Ik heb het boek De wel­wil­len­den’ geleend van Gijs. het is een dik boek, ik durf het amper open te slaan, ik weet waarover ik ga lezen, het onge­fil­ter­de fic­tieve relaas van een SS offici­er. Om het kwaad van de wereld te begri­jpen heeft Gijs een ongek­end grote verza­mel­ing met boeken over de Tweede Werel­door­log. Dit boek is pas ver­sch­enen.
Op een van de eerste pagina’s lees ik denken is niet goed, dan komt de angst naar boven’, dat begri­jp ik, daarom houden we zo van tv kijken, van rod­del en achterk­lap van Top Gear, van alles wat ons even aflei­dt. Daarom is mediteren ook zo moeil­ijk, de gedacht­en zon­der tegen­wicht draaien een marathon. Denken maakt de angst los en in onze angst zijn we ultiem alleen. We doen dus alles om die angst buiten de deur te houden. 

Waarom mak­en kun­ste­naars zulk somber werk, is een veel gestelde vraag.
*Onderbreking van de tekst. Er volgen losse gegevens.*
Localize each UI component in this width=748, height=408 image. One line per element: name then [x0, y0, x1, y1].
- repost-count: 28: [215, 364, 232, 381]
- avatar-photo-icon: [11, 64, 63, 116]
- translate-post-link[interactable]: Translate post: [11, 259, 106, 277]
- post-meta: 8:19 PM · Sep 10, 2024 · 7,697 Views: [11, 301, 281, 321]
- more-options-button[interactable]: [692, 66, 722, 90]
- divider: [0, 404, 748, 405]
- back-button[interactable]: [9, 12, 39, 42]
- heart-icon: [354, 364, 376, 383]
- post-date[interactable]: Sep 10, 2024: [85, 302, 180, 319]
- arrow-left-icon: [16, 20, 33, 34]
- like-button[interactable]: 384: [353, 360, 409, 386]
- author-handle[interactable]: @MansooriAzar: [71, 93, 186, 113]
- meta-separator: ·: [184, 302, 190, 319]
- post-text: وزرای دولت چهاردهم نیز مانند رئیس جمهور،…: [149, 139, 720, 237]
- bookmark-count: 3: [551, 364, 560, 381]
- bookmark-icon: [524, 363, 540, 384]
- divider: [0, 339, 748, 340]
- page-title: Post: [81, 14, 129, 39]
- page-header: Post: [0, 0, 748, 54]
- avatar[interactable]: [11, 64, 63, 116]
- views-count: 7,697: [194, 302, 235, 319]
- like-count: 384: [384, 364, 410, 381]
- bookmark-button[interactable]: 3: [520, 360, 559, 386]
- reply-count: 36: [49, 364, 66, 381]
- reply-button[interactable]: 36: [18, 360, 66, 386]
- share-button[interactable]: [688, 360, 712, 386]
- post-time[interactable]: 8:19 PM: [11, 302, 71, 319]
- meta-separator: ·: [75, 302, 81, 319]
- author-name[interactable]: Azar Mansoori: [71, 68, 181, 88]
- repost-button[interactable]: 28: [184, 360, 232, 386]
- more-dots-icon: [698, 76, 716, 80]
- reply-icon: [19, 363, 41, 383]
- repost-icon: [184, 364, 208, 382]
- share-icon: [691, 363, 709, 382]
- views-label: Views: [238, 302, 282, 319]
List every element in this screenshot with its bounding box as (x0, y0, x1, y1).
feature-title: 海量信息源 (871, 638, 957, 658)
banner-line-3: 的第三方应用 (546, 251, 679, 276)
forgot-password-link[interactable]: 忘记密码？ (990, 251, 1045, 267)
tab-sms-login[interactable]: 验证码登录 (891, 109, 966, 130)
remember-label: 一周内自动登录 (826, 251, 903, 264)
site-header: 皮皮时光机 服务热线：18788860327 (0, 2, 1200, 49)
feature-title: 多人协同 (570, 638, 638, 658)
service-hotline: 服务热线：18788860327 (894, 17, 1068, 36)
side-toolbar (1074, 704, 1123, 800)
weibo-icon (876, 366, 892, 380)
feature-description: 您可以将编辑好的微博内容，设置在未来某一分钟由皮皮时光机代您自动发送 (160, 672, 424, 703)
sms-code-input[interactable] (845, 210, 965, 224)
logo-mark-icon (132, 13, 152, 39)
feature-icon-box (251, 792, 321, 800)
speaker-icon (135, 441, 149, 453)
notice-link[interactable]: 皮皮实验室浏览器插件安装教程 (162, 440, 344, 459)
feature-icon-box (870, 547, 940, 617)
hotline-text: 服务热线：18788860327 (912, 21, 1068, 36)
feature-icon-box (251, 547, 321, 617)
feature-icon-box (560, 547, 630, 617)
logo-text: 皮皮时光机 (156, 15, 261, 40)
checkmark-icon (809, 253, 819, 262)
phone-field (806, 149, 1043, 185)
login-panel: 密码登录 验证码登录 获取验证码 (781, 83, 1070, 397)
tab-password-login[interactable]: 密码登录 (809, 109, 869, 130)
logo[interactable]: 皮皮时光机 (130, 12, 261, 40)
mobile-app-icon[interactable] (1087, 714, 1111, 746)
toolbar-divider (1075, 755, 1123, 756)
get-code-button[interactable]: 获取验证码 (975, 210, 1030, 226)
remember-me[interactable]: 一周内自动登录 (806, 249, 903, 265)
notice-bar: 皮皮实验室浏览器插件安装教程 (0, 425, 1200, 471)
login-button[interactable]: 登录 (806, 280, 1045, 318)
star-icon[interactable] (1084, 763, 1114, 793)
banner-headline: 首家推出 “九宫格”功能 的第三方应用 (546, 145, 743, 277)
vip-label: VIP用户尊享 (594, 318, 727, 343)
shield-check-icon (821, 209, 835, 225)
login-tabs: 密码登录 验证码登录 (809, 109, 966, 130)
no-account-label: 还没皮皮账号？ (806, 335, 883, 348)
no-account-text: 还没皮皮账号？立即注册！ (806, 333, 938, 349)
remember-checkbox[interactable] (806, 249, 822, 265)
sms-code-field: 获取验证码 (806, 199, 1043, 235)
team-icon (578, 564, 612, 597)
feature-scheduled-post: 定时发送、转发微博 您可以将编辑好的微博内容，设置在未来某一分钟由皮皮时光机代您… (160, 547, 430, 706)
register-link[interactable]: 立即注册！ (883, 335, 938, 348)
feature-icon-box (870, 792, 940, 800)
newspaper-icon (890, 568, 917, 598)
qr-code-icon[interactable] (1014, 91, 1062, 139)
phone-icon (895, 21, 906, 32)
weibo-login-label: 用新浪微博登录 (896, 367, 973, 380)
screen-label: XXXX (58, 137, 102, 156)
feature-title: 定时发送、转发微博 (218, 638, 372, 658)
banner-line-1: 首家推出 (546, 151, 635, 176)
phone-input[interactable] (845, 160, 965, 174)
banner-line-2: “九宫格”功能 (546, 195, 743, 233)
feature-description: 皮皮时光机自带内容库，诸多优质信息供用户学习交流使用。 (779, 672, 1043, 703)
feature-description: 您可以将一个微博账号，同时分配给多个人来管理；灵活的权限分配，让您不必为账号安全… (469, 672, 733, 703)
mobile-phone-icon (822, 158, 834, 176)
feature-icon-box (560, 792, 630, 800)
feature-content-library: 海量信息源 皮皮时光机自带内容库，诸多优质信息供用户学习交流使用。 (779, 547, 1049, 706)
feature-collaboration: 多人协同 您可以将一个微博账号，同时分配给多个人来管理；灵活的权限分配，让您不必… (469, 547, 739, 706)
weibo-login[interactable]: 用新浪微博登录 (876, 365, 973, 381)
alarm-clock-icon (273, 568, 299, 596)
Kun­ste­naars proberen vaak die angst los te wrikken, door het uit te ver­groten, het even op ons bord neer te leggen, ter­wi­jl we dacht­en een hap van de Brin­ta in onze mond te lep­e­len. Het is alsof de kat heeft gekotst en iemand hem dat af wil leren door hem met z’n neus in zijn eigen kots te duwen. Als kijk­er ben je dan even die kat. Waarom drukken kun­ste­naars ons steeds met de neus op de feit­en? ver­sc­holen achter sym­bol­en, verzacht met grap­pen en ironie, dat wel, maar toch.
Ik moet denken aan de Auto Can­ni­bals van Dana Schultz. In een werk likt een man zijn eigen oog­ballen af. Een mens die liev­er zichzelf opeet dan zijn eigen onver­mo­gen te erken­nen. Het is zo absurd dat ik er om moet lachen.
Net als om het werk van Gijs waar het onver­mo­gen van de mens voort­durend om zich heen slaat, een onnozel man­net­je zon­der armen en benen als een hulpeloze tuime­laar met een kokos­noten­s­noet kijkt ons bedrem­meld aan, ja wat nu? Met dat aan­doen­lijke wraakveulen met maar een sti­jg­beugel en dikke zachte oogk­lep­pen kun je hoo­gu­it een slag in de lucht slaan. Het is luimig maar zo aan­doen­lijk dat ik er om moet lachen.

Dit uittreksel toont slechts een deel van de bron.